Casa Alugada
Tem muitas famílias que programam o ano inteiro para curtir as férias no litoral, alugando casa e até apartamento para temporada. E quando os locatários são só marmanjos é fácil de identificar porque eles amontoam latinhas de cervejas na frente da residência e colocam no último volume da caixa de som do automóvel, as piores músicas do sertanejo universitário para a vizinhança compartilhar. E todos eles acham que têm direito de gritar de quando em quando, soltar foguetes e falar em voz alta, sem respeitar o sossego alheio. E quando saem em bando, a pé, para irem à praia carregam duas ou três caixas de isopor com latinhas de cerveja, cadeiras e guarda-sol, tudo com intuito de só retornarem quando a noite chegar.
Acho que são adeptos da “Teoria da Libertação” do Boff -, pois vale tudo para ser feliz! Mal comparando parecem membros de uma mesma seita de branquelos e mulheres carcomidas recém-saídas da roça, com crianças elétricas e prontas para se afogarem ao primeiro mergulho. E se você tiver curiosidade para saber em quais cidades residem, dizem as más línguas que nove entre dez veranistas vem de Irati, Campo Mourão, Cidade Gaúcha, Ponta Grossa, Pato branco, Cascavel, Ivaiporã e Piraquara.
Eu sentado na cadeira da área em frente de casa fico imaginando tudo isso e mais alguma coisa, quando olho um novo cortejo de outros “iguais” passarem pela rua, há poucos metros de onde estou tirando estas minhas conclusões. São mais ou menos umas dezoito pessoas, velhos, jovens e crianças falando alto e sem se importarem com a chuva. Sem esconder, também, que há três casas da minha esquerda, tem uma propriedade alugada que pode abrigar confortavelmente umas doze pessoas, só que tem quase quarenta.
Especulei e fiquei sabendo que é uma família de São Jerônimo da Serra, eles chegaram ontem à noite e vieram em sete veículos. Eu sei quando chegaram porque não consegui mais dormir: fizeram churrasco que esfumaçou e cheirou por toda a rua até o amanhecer do dia, muitos brincaram dentro de uma pequena piscina sem medo da chuva.
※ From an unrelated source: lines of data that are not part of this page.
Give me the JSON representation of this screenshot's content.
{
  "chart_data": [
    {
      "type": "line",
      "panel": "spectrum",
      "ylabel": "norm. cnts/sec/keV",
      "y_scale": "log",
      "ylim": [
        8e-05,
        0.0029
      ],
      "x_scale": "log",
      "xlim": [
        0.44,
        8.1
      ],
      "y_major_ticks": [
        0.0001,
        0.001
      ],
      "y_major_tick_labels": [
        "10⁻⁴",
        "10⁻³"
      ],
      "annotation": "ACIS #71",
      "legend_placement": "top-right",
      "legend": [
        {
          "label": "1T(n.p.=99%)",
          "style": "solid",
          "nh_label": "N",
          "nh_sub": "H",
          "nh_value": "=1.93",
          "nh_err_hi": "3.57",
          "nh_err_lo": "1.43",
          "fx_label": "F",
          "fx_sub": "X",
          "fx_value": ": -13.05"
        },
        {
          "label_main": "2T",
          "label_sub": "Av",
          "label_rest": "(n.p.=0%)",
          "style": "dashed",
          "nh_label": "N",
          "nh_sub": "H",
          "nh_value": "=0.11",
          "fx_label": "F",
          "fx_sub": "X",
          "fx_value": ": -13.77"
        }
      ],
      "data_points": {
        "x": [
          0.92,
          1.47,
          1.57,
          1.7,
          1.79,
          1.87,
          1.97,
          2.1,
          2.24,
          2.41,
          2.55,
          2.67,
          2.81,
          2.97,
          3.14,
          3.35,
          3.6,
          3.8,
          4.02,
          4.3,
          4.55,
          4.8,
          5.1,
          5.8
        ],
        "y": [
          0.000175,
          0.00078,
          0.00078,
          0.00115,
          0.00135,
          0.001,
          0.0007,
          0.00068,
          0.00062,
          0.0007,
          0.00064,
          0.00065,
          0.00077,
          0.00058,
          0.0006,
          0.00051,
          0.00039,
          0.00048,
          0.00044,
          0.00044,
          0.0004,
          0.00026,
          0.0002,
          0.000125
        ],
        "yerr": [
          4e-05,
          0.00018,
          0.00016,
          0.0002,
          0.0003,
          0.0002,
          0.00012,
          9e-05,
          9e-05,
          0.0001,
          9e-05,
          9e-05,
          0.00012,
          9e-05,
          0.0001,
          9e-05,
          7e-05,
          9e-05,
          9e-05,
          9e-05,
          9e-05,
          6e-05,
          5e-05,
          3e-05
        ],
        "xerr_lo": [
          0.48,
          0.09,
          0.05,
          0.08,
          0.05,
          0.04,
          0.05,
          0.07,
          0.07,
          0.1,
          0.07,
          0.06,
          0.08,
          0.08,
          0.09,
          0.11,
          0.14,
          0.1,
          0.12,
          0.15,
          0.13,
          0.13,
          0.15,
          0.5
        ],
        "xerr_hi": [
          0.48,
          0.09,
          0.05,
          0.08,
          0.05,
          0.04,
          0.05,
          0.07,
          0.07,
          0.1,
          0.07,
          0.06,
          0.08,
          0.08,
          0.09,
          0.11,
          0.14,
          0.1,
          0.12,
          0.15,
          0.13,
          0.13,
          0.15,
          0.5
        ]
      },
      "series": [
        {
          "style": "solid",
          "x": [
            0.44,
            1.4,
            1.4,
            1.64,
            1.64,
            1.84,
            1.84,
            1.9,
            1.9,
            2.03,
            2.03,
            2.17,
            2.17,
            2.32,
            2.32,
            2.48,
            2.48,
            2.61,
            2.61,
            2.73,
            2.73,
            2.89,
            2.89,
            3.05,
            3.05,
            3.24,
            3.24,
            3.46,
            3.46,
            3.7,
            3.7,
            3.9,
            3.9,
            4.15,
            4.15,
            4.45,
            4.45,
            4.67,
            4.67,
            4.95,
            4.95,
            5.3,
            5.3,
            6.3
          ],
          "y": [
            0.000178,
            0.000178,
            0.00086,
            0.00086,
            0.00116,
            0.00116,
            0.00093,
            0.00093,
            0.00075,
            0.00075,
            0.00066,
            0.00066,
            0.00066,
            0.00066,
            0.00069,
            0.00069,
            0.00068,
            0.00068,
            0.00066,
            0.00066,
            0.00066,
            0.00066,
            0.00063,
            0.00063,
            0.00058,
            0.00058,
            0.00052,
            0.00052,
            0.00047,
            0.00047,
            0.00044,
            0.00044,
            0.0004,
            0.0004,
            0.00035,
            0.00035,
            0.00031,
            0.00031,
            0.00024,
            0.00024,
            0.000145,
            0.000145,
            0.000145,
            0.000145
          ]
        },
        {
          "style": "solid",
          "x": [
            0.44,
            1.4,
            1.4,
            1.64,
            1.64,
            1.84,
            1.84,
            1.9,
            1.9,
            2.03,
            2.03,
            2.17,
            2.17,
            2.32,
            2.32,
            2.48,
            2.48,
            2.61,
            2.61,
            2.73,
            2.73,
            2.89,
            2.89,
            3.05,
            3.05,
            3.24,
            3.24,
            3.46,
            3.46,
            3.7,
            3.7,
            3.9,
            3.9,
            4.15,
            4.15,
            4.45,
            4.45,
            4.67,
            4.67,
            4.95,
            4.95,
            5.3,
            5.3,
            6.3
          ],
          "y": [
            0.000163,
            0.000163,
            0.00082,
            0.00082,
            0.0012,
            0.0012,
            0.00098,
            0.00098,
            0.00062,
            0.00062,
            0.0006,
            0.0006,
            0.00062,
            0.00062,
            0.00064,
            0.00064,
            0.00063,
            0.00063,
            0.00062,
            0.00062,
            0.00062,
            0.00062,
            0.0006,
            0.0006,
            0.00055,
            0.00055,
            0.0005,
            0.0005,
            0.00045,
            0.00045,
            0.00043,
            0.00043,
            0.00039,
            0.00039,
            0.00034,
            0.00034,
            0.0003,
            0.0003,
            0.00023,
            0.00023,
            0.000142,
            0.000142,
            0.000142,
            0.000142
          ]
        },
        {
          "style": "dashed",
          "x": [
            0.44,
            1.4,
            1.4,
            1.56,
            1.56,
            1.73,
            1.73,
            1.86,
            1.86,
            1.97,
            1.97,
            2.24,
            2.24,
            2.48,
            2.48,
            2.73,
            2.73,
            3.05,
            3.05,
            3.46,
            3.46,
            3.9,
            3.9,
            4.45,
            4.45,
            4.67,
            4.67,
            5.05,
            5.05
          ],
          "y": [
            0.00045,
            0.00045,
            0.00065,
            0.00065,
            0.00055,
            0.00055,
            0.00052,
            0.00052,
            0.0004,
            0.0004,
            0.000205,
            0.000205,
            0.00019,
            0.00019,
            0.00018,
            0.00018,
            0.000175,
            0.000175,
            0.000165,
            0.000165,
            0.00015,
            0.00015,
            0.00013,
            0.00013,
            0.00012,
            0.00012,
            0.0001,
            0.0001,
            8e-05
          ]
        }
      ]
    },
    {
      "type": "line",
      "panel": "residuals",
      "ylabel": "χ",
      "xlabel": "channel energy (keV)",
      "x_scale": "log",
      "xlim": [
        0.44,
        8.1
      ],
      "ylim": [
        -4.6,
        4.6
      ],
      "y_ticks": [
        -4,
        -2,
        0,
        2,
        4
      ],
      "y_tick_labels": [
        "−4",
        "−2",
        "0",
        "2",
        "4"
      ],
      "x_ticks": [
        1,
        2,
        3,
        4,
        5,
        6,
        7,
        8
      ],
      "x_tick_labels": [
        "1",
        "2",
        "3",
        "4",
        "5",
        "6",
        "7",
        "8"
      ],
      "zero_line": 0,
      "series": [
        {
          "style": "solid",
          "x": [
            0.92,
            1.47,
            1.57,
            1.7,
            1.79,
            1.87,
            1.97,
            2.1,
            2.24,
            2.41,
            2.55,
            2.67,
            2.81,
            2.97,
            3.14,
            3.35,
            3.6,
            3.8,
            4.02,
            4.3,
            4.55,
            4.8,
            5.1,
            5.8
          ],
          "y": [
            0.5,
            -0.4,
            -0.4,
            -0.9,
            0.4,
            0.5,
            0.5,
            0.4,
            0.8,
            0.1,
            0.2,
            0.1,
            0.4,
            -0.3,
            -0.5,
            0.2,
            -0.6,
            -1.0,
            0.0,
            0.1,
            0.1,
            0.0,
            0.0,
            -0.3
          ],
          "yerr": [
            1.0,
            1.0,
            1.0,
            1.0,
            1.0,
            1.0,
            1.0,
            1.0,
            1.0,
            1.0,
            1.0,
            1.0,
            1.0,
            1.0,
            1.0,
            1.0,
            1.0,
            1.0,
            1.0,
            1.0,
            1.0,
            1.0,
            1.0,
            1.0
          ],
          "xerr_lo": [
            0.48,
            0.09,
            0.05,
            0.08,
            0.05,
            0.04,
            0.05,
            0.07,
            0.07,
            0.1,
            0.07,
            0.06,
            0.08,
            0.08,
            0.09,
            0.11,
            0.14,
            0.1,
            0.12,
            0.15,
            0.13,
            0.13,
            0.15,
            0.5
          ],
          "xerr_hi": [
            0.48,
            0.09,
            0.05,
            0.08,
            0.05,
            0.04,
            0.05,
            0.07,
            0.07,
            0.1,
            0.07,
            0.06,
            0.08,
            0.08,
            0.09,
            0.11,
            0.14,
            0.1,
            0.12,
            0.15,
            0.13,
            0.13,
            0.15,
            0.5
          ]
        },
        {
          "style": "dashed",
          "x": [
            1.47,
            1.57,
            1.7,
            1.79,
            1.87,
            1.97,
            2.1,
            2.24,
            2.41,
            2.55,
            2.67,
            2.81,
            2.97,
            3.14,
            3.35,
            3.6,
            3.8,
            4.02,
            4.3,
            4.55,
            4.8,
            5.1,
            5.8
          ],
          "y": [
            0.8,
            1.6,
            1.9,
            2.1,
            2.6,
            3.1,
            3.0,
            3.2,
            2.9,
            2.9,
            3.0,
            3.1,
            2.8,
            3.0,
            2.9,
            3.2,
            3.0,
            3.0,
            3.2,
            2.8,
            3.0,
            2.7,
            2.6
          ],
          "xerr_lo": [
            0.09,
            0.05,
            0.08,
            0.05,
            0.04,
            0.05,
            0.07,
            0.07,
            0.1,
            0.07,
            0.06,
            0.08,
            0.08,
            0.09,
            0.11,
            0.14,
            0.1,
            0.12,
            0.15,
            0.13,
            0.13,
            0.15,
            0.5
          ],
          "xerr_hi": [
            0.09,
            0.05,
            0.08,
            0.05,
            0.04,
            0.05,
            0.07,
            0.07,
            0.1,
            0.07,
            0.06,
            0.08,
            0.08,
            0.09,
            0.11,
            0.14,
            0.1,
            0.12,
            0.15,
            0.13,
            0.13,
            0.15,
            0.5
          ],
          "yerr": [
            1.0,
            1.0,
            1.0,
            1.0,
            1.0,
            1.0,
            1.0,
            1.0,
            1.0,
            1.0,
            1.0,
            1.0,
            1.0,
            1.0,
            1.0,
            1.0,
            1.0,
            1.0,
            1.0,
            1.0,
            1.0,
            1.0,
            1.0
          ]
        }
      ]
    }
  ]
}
E para desespero da vizinhança dentre eles tem um único acordeonista que dedilhou horas a fio o maldito instrumento sem parar, tentando tocar tudo que tem direito, só acho que não sabia muito bem, pois não chegou a terminar nenhuma música que começou.
A folia dos “novos” vizinhos só parou quando a polícia chegou. Acredito que algum vizinho incomodado é que deve ter chamado. Putz, só fico imaginando o que vai sobrar da casa depois que essa turma for embora. Infelizmente ninguém mais cuida do que é dos outros. São poucos os inquilinos civilizados e cumpridores de obrigações. Neste exato momento o bairro está calmo, a turba de madrugadores deve estar dormindo ou foi à praia.
Se estiver dormindo acho que terei de enfrentar uma nova noite de “serenata” entremeada de muita conversa e ao som da gaita. Na dúvida vou rezar para que chova mais forte e que o frio traga um pouco de neve, para arrefecer os ânimos dessa gente que parece ser possuída por bicho carpinteiro por todo o corpo...
“Quando na vizinhança da praia alguém aluga uma casa para terceiros é pior que mosquito da dengue. Dá dor de cabeça, enjoo, desânimo e irritação. Mas faz parte das férias. Quem não quiser se incomodar, que vá acampar no deserto de Atacama.”